MA DOSE DE VIALATTE (ET AUTRES FETUS)

On connaît ma prédilection pour la haute littérature qu’on trouve dans les Chroniques de La Montagne, d’Alexandre Vialatte, qui ont la taille de courtes nouvelles et qui, de ce fait, constituent des petites merveilles de « livres pour les cabinets », pour qui a le désir ou l’habitude d’agrémenter ces moments quotidiens passés derrière la porte verrouillée, mais où d'autres verrous, corporels cette fois, se relâchent, pour qui, cependant, tient à maintenir dans son esprit un niveau honorable de maintien intellectuel et de contention morale.

 

Dans ces « lieux » destinés à accueillir des « nécessités » bien triviales, posséder, sur quelque honnête rayon de bibliothèque, des ouvrages capables d’offrir ainsi quelque satisfaction quintessenciée aux aspirations les plus nobles de l’individu en train de se soulager de sa matière la plus ignoble, tout en s’aérant les parties basses, je n’hésite pas à le dire, constitue l’indéniable marque de la haute considération dans laquelle doit être tenu, non seulement le logement où on le trouve, mais encore la personne qui l’habite.

 

Parenthèse : « Des gogues et démagogues ». 

 

Cela dit, il est conseillé aux personnes « pressées » de s’enquérir auprès de leur hôte, avant d’accepter son invitation à dîner, de l’existence d’un deuxième « lieu », au cas où la situation l’exigerait.

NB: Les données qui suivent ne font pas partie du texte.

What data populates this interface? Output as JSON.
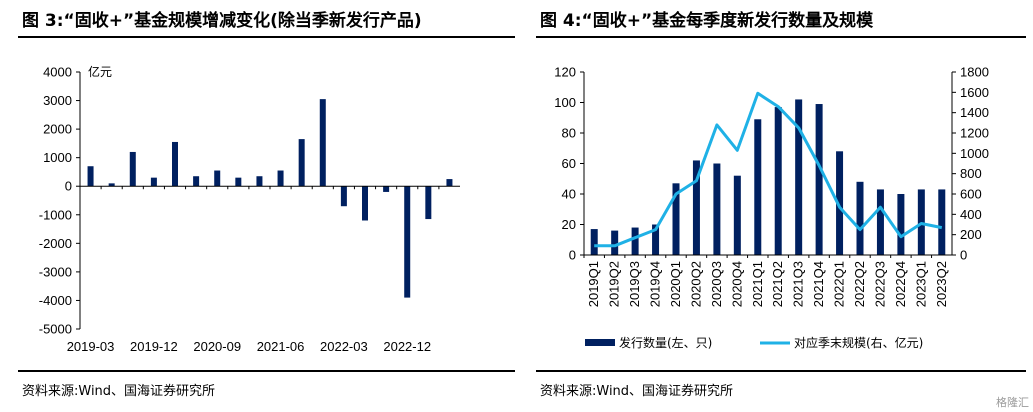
{
  "left": {
    "title": "图 3:“固收+”基金规模增减变化(除当季新发行产品)",
    "source": "资料来源:Wind、国海证券研究所"
  },
  "right": {
    "title": "图 4:“固收+”基金每季度新发行数量及规模",
    "source": "资料来源:Wind、国海证券研究所"
  },
  "watermark": "格隆汇",
  "colors": {
    "bar": "#002060",
    "line": "#1fb1e6"
  },
  "chart_data": [
    {
      "type": "bar",
      "title": "图 3:“固收+”基金规模增减变化(除当季新发行产品)",
      "ylabel": "亿元",
      "xlabel": "",
      "categories": [
        "2019-03",
        "2019-06",
        "2019-09",
        "2019-12",
        "2020-03",
        "2020-06",
        "2020-09",
        "2020-12",
        "2021-03",
        "2021-06",
        "2021-09",
        "2021-12",
        "2022-03",
        "2022-06",
        "2022-09",
        "2022-12",
        "2023-03",
        "2023-06"
      ],
      "tick_labels": [
        "2019-03",
        "2019-12",
        "2020-09",
        "2021-06",
        "2022-03",
        "2022-12"
      ],
      "values": [
        700,
        100,
        1200,
        300,
        1550,
        350,
        550,
        300,
        350,
        550,
        1650,
        3050,
        -700,
        -1200,
        -200,
        -3900,
        -1150,
        250
      ],
      "ylim": [
        -5000,
        4000
      ],
      "yticks": [
        4000,
        3000,
        2000,
        1000,
        0,
        -1000,
        -2000,
        -3000,
        -4000,
        -5000
      ],
      "grid": false,
      "legend": "none"
    },
    {
      "type": "bar",
      "title": "图 4:“固收+”基金每季度新发行数量及规模",
      "categories": [
        "2019Q1",
        "2019Q2",
        "2019Q3",
        "2019Q4",
        "2020Q1",
        "2020Q2",
        "2020Q3",
        "2020Q4",
        "2021Q1",
        "2021Q2",
        "2021Q3",
        "2021Q4",
        "2022Q1",
        "2022Q2",
        "2022Q3",
        "2022Q4",
        "2023Q1",
        "2023Q2"
      ],
      "series": [
        {
          "name": "发行数量(左、只)",
          "type": "bar",
          "axis": "left",
          "values": [
            17,
            16,
            18,
            20,
            47,
            62,
            60,
            52,
            89,
            97,
            102,
            99,
            68,
            48,
            43,
            40,
            43,
            43
          ]
        },
        {
          "name": "对应季末规模(右、亿元)",
          "type": "line",
          "axis": "right",
          "values": [
            90,
            90,
            170,
            250,
            600,
            730,
            1280,
            1030,
            1590,
            1460,
            1250,
            880,
            470,
            250,
            470,
            180,
            310,
            270
          ]
        }
      ],
      "ylim_left": [
        0,
        120
      ],
      "yticks_left": [
        0,
        20,
        40,
        60,
        80,
        100,
        120
      ],
      "ylim_right": [
        0,
        1800
      ],
      "yticks_right": [
        0,
        200,
        400,
        600,
        800,
        1000,
        1200,
        1400,
        1600,
        1800
      ],
      "grid": false,
      "legend": "bottom"
    }
  ]
}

Rien n’est en effet plus disconvenable que de déposer dans un pot de fleurs son « engrais humain » sans demander à la maîtresse de maison si elle a auparavant fait le nécessaire. 

 

J’ai parlé d’un « engrais humain » : il faut savoir qu’ainsi parle Victor Hugo dans Les Misérables : « Tout l’engrais humain et animal que le monde perd, rendu à la terre au lieu d’être jeté à l’eau, suffirait à nourrir le monde » (partie 5, livre 2, chapitre 1, pour ceux qui douteraient).

 

La suite est toute empreinte de parfums, je dirai même de fragrances délicates et raffinées. Jugez plutôt : « Ces tas d’ordures du coin des bornes, ces tombereaux de boue cahotés la nuit dans les rues, ces fétides écoulements de fange souterraine que le pavé vous cache, savez-vous ce que c’est ? C’est de la prairie en fleur, c’est de l’herbe verte, c’est du serpolet et du thym et de la sauge, c’est du gibier, c’est du bétail, c’est le mugissement satisfait des grands bœufs le soir, c’est du foin parfumé, c’est du blé doré, c’est du pain sur votre table, c’est du sang chaud dans vos veines, c’est de la santé, c’est de la joie, c’est de la vie ». Victor Hugo est bien le grand prêtre de l’antithèse (dont Chateaubriand lui a montré le chemin). Le Livre II s’intitule « L’intestin de Léviathan » : ça dit bien ce que ça veut dire. 

 

Autrement dit, plus l’humanité produit de caca, plus l’humanité peut se nourrir. Comme quoi on a raison de dire que chez VH, il y a « à boire et à manger ». Est-ce à tort que nous n’éprouvons qu’aversion et répugnance pour ces matières vilipendées par la coutume, et qu’Alfred Jarry appelle les « immondices du corps » ?

 

Puisqu’on en cause, me revient à l’esprit le « lieu » du 7 quai Lassagne, où le « suivant » devait s’armer d’une très longue patience, ou se résoudre à traverser tout l’appartement à toute vitesse pour trouver refuge et salut dans l’autre « lieu ». La faute à la pile des Tintin hebdomadaires qui offrait son interminable tentation à la personne en train d’ « opérer ».

 

Me reviennent aussi, en même temps que les plumes de paon que nous ramassions par terre, les « lieux » du château d’Azolette, dans le haut Beaujolais, propriété de la famille Manivet : situés dans un pavillon faisant face à l’imposant bâtiment, de l’autre côté de la grande terrasse, leur lunette était recouverte d’un merveilleux velours, peut-être rouge, mais je ne peux pas le jurer.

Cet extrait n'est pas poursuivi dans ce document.